How can you manage the workload of such large ongoing projects?
It is a strength of TechnipFMC to be able to assign a large number of workforces in a short period of time. After signing a contract, we are able to work quickly and assemble the team that is necessary within one month. TechnipFMC’s size and agility is an important asset of course.
Additionally, it is very beneficial for us to have several pharma and life sciences centres of excellence here in France. Regarding Usine 2020, we decided to split the project and have overall management based in Paris and the process design in Lyon to help balance the workload.
How internationally active is TechnipFMC’s life sciences business and to what extent can the life sciences side of TechnipFMC capitalize on the group’s international presence to capture new projects?
Being able to leverage the company’s global footprint is absolutely an asset for the life sciences business. For example, we have recently completed Sanofi’s third production site in Algeria and when we were invited to complete this project, we already had the knowledge of the country and a local workforce.
Other international projects that TechnipFMC Life Sciences is working on include a small greenfield for Institut Pasteur in Senegal to produce yellow fever vaccines. in Spain, we are completing a brownfield facility for Boehringer Ingelheim for the production of aerosols. In China, we have some reference greenfield projects for mainly vaccine facilities – we have created a flu vaccine plant for Sanofi Pasteur in Shenzhen. We also completed a vaccine plant for the Chengdu Institute of Biological Products (CDIBP). Very recently, we have done a site master plan for a French client in China for an animal health facility.
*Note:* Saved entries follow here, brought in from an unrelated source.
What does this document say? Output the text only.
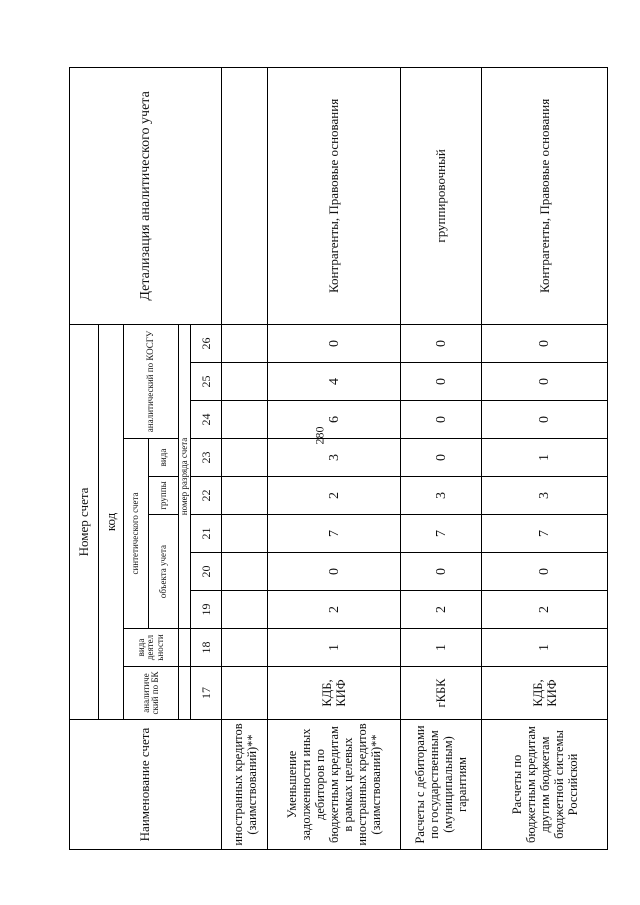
280
Наименование счета	Номер счета										Детализация аналитического учета
	код										
	аналитиче ский по БК	вида деятел ьности	синтетического счета					аналитический по КОСГУ			
			объекта учета			группы	вида				
			номер разряда счета								
	17	18	19	20	21	22	23	24	25	26	
иностранных кредитов (заимствований)**											
Уменьшение задолженности иных дебиторов по бюджетным кредитам в рамках целевых иностранных кредитов (заимствований)**	КДБ, КИФ	1	2	0	7	2	3	6	4	0	Контрагенты, Правовые основания
Расчеты с дебиторами по государственным (муниципальным) гарантиям	гКБК	1	2	0	7	3	0	0	0	0	группировочный
Расчеты по бюджетным кредитам другим бюджетам бюджетной системы Российской	КДБ, КИФ	1	2	0	7	3	1	0	0	0	Контрагенты, Правовые основания
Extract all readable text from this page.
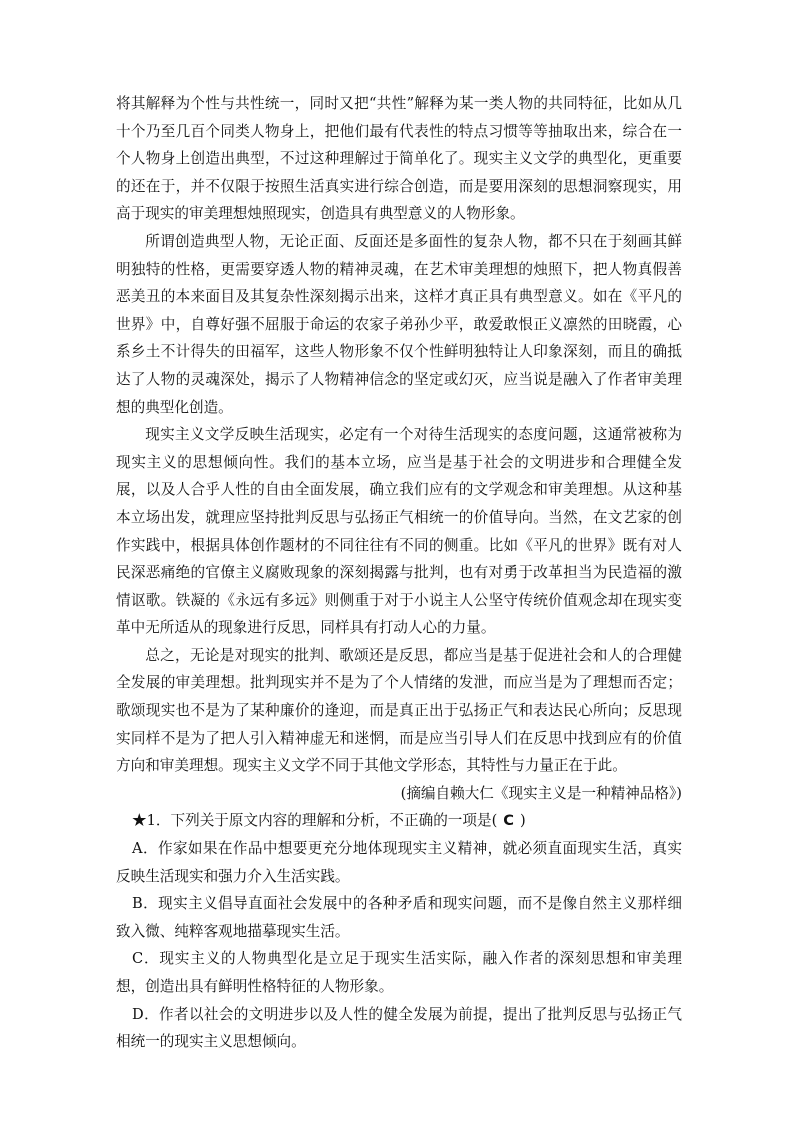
将其解释为个性与共性统一，同时又把“共性”解释为某一类人物的共同特征，比如从几十个乃至几百个同类人物身上，把他们最有代表性的特点习惯等等抽取出来，综合在一个人物身上创造出典型，不过这种理解过于简单化了。现实主义文学的典型化，更重要的还在于，并不仅限于按照生活真实进行综合创造，而是要用深刻的思想洞察现实，用高于现实的审美理想烛照现实，创造具有典型意义的人物形象。

所谓创造典型人物，无论正面、反面还是多面性的复杂人物，都不只在于刻画其鲜明独特的性格，更需要穿透人物的精神灵魂，在艺术审美理想的烛照下，把人物真假善恶美丑的本来面目及其复杂性深刻揭示出来，这样才真正具有典型意义。如在《平凡的世界》中，自尊好强不屈服于命运的农家子弟孙少平，敢爱敢恨正义凛然的田晓霞，心系乡土不计得失的田福军，这些人物形象不仅个性鲜明独特让人印象深刻，而且的确抵达了人物的灵魂深处，揭示了人物精神信念的坚定或幻灭，应当说是融入了作者审美理想的典型化创造。

现实主义文学反映生活现实，必定有一个对待生活现实的态度问题，这通常被称为现实主义的思想倾向性。我们的基本立场，应当是基于社会的文明进步和合理健全发展，以及人合乎人性的自由全面发展，确立我们应有的文学观念和审美理想。从这种基本立场出发，就理应坚持批判反思与弘扬正气相统一的价值导向。当然，在文艺家的创作实践中，根据具体创作题材的不同往往有不同的侧重。比如《平凡的世界》既有对人民深恶痛绝的官僚主义腐败现象的深刻揭露与批判，也有对勇于改革担当为民造福的激情讴歌。铁凝的《永远有多远》则侧重于对于小说主人公坚守传统价值观念却在现实变革中无所适从的现象进行反思，同样具有打动人心的力量。

总之，无论是对现实的批判、歌颂还是反思，都应当是基于促进社会和人的合理健全发展的审美理想。批判现实并不是为了个人情绪的发泄，而应当是为了理想而否定；歌颂现实也不是为了某种廉价的逢迎，而是真正出于弘扬正气和表达民心所向；反思现实同样不是为了把人引入精神虚无和迷惘，而是应当引导人们在反思中找到应有的价值方向和审美理想。现实主义文学不同于其他文学形态，其特性与力量正在于此。

(摘编自赖大仁《现实主义是一种精神品格》)

★1．下列关于原文内容的理解和分析，不正确的一项是( C )

A．作家如果在作品中想要更充分地体现现实主义精神，就必须直面现实生活，真实反映生活现实和强力介入生活实践。

B．现实主义倡导直面社会发展中的各种矛盾和现实问题，而不是像自然主义那样细致入微、纯粹客观地描摹现实生活。

C．现实主义的人物典型化是立足于现实生活实际，融入作者的深刻思想和审美理想，创造出具有鲜明性格特征的人物形象。

D．作者以社会的文明进步以及人性的健全发展为前提，提出了批判反思与弘扬正气相统一的现实主义思想倾向。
How would you describe TechnipFMC’s client base within the life sciences industry?
Our client base is not entirely French dominated. For example, in Algeria, we have worked with AstraZeneca and Pfizer. International players often consider TechnipFMC as a partner of choice to manage projects in French-speaking markets. In general, our main model is to enter into new countries with clients we have already been working with. This way we already have an understanding of their standards and approaches. Today, our challenge is to work more with clients who are not already present in France. We want to be more recognized by clients internationally outside of France.
15 years ago, all production in the life sciences industry was being moved east, but we are seeing more and more production shifted towards the west. What is your opinion of this reverse trend in which companies relocate their production sites that had once been moved to Asia back into Europe?
Indeed, I have witnessed this trend. We just signed a contract for concept design with a customer who is considering relocating their API facility from China to France. The reliability and quality of production that clients can find in Europe, especially in France, is key in their decision-making process.
What strategic vision do you have to further develop TechnipFMC as a household name within the life sciences community for facility construction and project management?
The most important that we can do is to be successful in the current contracts we hold and all our projects moving forward. It has always been my vision to execute projects well and be known as a partner of choice that delivers on client satisfaction. TechnipFMC has many long-term and reoccurring clients.